Agriculture Bill news: farmer and Sustainable Food Trust policy director Richard Young explains why he has fallen out of love with the new legislation and his concerns for the future of sustainable domestic food production.
The latest Committee on Climate Change UK progress report highlights land use change & peatland restoration as immediate priority areas, emphasising that action on climate change such as better land management, tree planting & improved green spaces will have multiple benefits for nature, public health and the economy.
Rothamsted researchers have started forming what they envisage will become a ‘universal theory of soil.’ Their study, based on a unique 50 year field experiment, has revealed the relationship between carbon, microbial activity and soil function – with significant consequences for choice of inputs used in farming and land management methodologies.
A team exploring soil life in the Amazon rainforest have described fungi as ‘the next frontier of biodiversity science’ – and stress below-ground diversity must be put on the agenda for future conservation action plans. Researchers found 1800 organisms in 1 teaspoon of Amazonian soil, 400 of which are fungi – some of which help poor quality soil absorb nutrients.
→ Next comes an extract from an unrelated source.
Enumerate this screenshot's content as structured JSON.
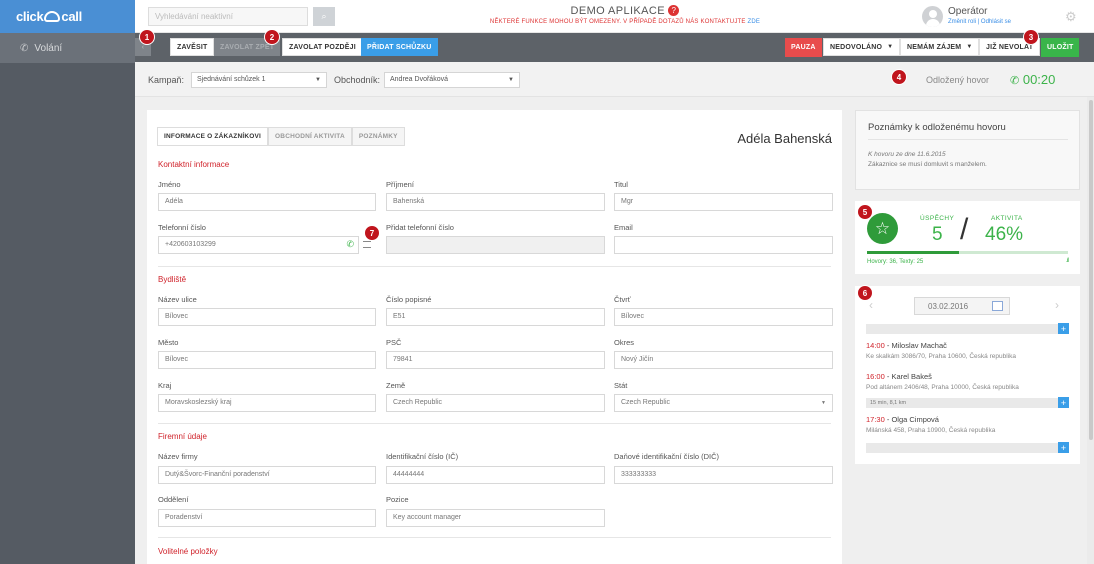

University College Dublin researchers have found that microplastics are entering the soil food web. In studying microscopic soil creatures feeding on algae growing on polystyrene, they found the creatures had ingested microplastics – theorising that, due to their quantity, these creatures could redistribute the fragments throughout the entire length and depth of soils globally.
Revisit this paper on the impacts of terrestrial microplastics on plant growth from 2019.
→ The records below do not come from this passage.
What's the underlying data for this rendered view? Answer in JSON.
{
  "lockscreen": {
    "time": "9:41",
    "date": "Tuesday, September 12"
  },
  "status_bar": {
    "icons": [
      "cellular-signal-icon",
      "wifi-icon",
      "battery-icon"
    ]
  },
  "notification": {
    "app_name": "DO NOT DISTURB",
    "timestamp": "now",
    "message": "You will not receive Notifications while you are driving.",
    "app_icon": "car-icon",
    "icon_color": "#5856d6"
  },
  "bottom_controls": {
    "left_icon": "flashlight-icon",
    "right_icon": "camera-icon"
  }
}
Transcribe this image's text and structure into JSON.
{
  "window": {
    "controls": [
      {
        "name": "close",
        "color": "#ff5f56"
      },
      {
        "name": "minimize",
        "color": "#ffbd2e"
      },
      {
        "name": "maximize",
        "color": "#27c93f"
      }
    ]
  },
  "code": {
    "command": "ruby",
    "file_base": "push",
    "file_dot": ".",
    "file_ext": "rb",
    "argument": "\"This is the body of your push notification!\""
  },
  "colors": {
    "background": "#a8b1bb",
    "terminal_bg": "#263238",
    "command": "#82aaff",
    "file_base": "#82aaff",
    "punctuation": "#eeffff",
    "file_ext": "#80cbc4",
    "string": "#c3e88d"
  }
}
Meanwhile, two peer-reviewed studies published this week have found plastics in apples, carrots and lettuce. Microplastic particles from soil and water enter the plant tissue via its roots and are then transported to the edible plant parts. A key summit in April 2021 will explore further the relationship between plastic contamination and health.
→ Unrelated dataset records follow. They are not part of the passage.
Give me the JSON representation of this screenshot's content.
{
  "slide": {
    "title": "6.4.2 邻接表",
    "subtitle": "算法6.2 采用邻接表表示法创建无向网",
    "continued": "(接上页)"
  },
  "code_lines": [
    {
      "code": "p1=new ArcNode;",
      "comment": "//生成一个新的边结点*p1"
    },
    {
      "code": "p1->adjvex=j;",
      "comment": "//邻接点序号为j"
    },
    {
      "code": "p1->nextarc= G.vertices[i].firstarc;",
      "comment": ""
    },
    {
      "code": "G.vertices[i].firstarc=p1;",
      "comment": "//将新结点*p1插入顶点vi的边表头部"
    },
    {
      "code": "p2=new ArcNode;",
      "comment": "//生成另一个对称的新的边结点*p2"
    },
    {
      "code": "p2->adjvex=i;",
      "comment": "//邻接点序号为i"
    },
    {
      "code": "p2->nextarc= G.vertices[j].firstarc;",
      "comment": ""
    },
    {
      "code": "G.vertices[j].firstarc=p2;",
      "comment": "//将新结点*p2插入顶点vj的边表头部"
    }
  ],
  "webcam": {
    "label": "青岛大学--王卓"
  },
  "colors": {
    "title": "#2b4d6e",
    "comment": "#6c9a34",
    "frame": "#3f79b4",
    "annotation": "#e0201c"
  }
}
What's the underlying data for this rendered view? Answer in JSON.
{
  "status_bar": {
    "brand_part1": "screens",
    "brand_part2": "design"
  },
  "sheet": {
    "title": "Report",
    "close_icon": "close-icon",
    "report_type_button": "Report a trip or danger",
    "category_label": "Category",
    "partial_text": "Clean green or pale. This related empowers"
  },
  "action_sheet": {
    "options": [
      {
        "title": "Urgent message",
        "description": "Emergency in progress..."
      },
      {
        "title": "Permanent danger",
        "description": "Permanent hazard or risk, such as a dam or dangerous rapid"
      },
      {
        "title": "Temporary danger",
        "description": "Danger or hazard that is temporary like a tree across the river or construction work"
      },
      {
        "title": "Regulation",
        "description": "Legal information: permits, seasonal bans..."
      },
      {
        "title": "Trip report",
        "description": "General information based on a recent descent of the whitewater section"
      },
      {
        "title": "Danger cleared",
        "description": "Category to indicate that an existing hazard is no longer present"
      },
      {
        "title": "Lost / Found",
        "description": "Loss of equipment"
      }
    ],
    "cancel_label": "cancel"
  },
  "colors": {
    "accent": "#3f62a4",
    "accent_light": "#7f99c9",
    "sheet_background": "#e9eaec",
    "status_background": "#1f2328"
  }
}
Farmers Guardian provide insight as to how a ‘soil first’ approach including attentive testing, monitoring and targeting has delivered strong results for one Welsh farmer. He says “soil is a farm’s biggest asset….we just keep on top of the soil, making small changes. Our pH and nutrient levels have improved directly through our monitoring strategy.”
Finally, the Nigeria Institute of Soil Science (NISS) has rolled out a five-year strategic action plan to tackle soil degradation and promote sustainable soil management to enhance food and nutrition security in the country. The plan is due to be implemented throughout 2020-2025.